Barry Holes, the genius behind the Isn't It Great News website has been a long-time supporter of Peter Jackson's adaptation. In recognition of this, Peter asked him to join the cast and crew to witness the last days of Principal Photography in New Zealand. Here in Barry's own inimitable style is his report.
A GEEK IN MINAS TIRITH
Then I get in a... dinky little New Zealand taxi... to the Hotel... The food is great but the... portions are... a little on the... small... side. So after three main courses... and some dessert...I'm
ready to make the... trip to... MIDDLE EARTH!
Christ, I'm so frickin' excited... I can't wait to see the soaring towers of Minas Tirith, the Glittering Caves of Aglarond, the Elven feasts... Ah the... feasting of the Elves is the stuff... of legend... on the way to the set we call in at a McDonald's... and I'm like "WOW you have McDonalds?!?!?!"... anyway after filling up the corners... as Hobbits say... we set off down the freeway to the set and I'm like..."WOW you have freeways?!!?"
Anyway we arrive on the set... and there is Elijah... who comes over to say hi... and stuff... and he mentions that the last time he... saw me was at a barbyqueue... and I'm thinking back to the spiced ribs... bowls of chilli... chilli dogs... Ah, fond memories! So I ask Elijah where the... catering truck is and he says... over yonder... on the way I pass some great sets with... all sorta... castles and... gates and stuff and the round a corner I spy... the caterers! Now, I don't know if you know but there was some...trouble with one of the... cooks sending... reports about filming to one of the... websites, but that's all... kinda fixed now. Anyway the catering truck has some neat food but... well I don't know... there was one frickin' hell of a lot of sardines on there... when I ask why, I'm told..."Peter likes them"...
Well, sardines aside... the food is kinda nice but the portions are... muy pequeño... but... ya know... ya can't have everything... Anyway one of the... crew comes over and says... "Peter wants to say hi"... so I finish off and we... walk over to where he's... sitting and stuff and he... turns round and says... "Who the hell is this fat freak?"... Pete's like that... always joking... so I say "Hi Pete, like it's... good to finally... meet... you... in the flesh... so to speak."

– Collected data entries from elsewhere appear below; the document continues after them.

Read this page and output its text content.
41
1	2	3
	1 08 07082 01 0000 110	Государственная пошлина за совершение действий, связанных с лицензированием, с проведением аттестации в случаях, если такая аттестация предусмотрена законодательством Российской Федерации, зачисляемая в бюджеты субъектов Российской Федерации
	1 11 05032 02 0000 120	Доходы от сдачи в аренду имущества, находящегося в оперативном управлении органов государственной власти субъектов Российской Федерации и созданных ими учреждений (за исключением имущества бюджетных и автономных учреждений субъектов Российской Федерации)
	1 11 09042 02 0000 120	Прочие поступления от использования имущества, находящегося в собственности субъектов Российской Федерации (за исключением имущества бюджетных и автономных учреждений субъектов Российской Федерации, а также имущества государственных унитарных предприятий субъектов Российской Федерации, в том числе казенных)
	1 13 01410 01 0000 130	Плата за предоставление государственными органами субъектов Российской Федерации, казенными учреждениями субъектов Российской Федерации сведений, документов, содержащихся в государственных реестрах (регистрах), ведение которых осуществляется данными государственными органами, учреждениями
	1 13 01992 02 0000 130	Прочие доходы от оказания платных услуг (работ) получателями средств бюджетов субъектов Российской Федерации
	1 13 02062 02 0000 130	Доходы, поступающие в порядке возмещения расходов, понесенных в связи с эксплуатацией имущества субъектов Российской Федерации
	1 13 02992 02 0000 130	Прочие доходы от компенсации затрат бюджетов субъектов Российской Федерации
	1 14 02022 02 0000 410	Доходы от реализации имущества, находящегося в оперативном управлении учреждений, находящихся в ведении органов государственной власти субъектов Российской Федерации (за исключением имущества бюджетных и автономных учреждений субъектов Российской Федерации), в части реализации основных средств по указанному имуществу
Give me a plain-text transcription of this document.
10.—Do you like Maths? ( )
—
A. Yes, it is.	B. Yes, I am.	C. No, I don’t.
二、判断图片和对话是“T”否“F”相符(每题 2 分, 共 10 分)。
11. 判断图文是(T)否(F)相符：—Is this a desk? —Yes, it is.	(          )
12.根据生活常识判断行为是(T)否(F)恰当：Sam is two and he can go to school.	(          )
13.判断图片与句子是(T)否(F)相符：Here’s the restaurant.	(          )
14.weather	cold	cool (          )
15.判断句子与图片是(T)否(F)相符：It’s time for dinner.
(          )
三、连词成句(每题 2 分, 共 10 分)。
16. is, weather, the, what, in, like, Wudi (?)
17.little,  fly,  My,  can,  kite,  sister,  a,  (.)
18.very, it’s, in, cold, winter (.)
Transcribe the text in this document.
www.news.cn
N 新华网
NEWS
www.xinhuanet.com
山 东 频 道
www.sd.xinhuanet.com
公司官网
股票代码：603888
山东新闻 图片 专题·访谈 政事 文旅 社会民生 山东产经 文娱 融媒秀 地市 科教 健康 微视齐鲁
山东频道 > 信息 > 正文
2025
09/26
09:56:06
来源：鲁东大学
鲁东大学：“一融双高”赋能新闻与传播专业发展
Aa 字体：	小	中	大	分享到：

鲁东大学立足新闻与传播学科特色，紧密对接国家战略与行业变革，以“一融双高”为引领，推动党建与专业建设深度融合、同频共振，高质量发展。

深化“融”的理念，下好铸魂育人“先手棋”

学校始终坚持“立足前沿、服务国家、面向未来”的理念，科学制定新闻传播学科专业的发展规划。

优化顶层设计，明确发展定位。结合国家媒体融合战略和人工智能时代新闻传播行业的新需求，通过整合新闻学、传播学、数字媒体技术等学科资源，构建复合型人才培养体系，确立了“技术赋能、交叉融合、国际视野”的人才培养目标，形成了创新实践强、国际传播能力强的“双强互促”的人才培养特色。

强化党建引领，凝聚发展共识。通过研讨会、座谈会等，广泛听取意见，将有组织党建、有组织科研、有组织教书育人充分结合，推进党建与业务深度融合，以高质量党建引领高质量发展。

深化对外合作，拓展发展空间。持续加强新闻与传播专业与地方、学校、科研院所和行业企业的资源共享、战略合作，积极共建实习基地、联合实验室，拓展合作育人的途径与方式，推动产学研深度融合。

Anyway, introductions over... Peter shows me around the set and there's all sorts of like... extras... in neato... well I guess you'd call it armor but I'm so... freaked out by this point that I start feeling giddy. Peter asks if i'm... OK... and asks whether I need... something to eat... well I haven't eaten for 22 minutes so I say... "Hell Yes!". So Peter sends over to the truck for some... food... but all that comes back is... sardines... but what the hey... beggars can't be... anyway we come across a bank of 4 or 5 TV's and computer monitors and I'm like..."WOW you have computers?" and stuff and then some old... guy... with a beard and a hat... comes over and says... "HI" and STUFF... and anyways... It's Ian McShane as Gandalf and I can't... hardly... recognize... him... I'm so fricking excited... so Peter suggests that maybe... the flight has been... tooooo... tiring and maybe I should... get some... rest and stuff...
So I get in the car and I'm like... "WOW you have cars?!?!" and they... take... me back to the... hotel... where I get a meal before typing... up this... report but the "." key seems to keep... sticking... and then I get in bed and I'm like... "WOW, You have beds?!??!??"